Bulk submission of existing nodes
robertDouglass - July 4, 2008 - 16:20
| Project: | Calais |
| Version: | 5.x-1.5 |
| Component: | Code |
| Category: | feature request |
| Priority: | normal |
| Assigned: | febbraro |
| Status: | closed |
Jump to:
Description
When you install and enable this module there is no convenient way to submit the existing nodes of a site to Calais. One option would be to make a table at install time with a list of all node ids that are currently on the site, and then batch through them on cron.

#1
Hey Robert,
Thanks for the submission, and yes, this is on the list of upcoming features. It is kinda tricky though, we don't just want to assign any/all tags to content b/c those could be numerous/overwhelming. Calais just released a relevancy rating with each term so we were considering implementing this in conjunction with that so you can set a threshold to apply. With our publishing folks it is not so cut an dry to just assign everything so we are trying to devise a good/workable solution that allows flexibility for everyone.

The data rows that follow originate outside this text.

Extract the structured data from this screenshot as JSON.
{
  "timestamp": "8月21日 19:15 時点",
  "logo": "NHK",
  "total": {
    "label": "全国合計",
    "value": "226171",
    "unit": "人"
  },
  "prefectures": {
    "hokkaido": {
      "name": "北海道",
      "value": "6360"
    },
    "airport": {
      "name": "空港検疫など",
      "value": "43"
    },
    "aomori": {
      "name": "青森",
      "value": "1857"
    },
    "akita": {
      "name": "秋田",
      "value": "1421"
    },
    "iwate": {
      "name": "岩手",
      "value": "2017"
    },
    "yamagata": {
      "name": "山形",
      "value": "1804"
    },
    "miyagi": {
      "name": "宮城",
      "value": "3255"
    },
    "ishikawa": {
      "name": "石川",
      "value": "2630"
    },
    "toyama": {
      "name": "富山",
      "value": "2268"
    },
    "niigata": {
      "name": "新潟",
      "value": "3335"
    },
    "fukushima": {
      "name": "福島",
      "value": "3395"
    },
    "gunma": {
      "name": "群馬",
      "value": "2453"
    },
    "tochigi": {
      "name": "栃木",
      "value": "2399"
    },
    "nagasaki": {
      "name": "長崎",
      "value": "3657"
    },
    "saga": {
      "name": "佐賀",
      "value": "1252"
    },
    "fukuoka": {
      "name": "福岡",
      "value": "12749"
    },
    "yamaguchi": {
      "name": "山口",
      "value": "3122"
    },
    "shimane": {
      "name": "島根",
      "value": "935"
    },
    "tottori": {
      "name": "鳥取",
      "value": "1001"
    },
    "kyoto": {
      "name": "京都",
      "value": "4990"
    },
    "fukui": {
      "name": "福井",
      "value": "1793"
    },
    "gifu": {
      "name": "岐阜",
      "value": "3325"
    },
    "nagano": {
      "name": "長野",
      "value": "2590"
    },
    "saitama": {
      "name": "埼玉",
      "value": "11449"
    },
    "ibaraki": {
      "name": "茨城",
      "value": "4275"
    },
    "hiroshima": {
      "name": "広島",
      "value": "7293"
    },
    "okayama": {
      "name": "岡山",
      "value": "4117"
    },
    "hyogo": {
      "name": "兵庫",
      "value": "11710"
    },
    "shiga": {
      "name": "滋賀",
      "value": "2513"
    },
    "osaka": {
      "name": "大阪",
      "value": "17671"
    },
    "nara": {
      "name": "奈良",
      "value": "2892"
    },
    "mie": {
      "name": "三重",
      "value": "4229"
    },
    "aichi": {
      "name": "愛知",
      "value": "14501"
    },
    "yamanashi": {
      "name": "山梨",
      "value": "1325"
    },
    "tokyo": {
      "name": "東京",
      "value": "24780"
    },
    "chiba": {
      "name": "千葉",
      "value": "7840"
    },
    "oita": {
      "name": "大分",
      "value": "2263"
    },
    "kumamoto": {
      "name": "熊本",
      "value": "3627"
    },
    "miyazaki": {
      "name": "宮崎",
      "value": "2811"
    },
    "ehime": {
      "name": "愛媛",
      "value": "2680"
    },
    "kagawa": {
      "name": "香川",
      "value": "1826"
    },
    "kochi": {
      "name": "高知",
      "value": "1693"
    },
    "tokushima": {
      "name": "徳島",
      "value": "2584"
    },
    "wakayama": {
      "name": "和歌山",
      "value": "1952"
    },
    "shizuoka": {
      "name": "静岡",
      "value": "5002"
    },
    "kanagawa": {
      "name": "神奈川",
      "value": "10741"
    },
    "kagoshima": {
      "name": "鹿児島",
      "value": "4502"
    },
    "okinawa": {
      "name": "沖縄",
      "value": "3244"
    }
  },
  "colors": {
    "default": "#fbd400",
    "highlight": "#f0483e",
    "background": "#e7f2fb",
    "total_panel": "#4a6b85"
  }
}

Any suggestions from your experiences?
Thanks,
Frank
#2
I think at a minimum there should be an option to start a batch process (using batch API in D6) which sends all existing nodes (of a content type?) to the service. This is something that will be relevant to every Drupal site that adopts OC that has legacy content. I've started down the path of hitting the edit tab and pressing submit on every node... fingers get tired =)
#3
It would be cool if OpenCalais had a bulk service because sending each one via http is very costly.
#4
Moshe, I agree with you. They currently don't have a bulk API (I also saw your question on the Calais Forum), but this one is one of the next on our list, regretfully it will have to be one at time though. We'll make the # per batch run configurable.
#5
Hmmmm,
actually, there is a
not-so"hackish" way to process existing nodes even now. Calais processing is invoked in hook_nodeapi, so anything that saves a node can trigger it if Calais is enabled for the node type. Writing a very simple cron task that can go through nodes and invoke node_save() on them, will do the job.Now, that is from code and for non-geeks a user-interface is probably needed. One thing to keep in mind: such ui console may not try to process all nodes in one go!!! Since there may be a large queue of nodes, processing may hang/freeze. I guess, ideally, it should work something like Search Re-Index screen, where you trigger the process and then it does a batch on every cron run?
#6
subscribe
#7
A bulk processor has been committed to the DRUPAL--6-2 branch. Backporting will likely not take place as the Batch API used does not exist in D5.
#8
Automatically closed -- issue fixed for two weeks with no activity.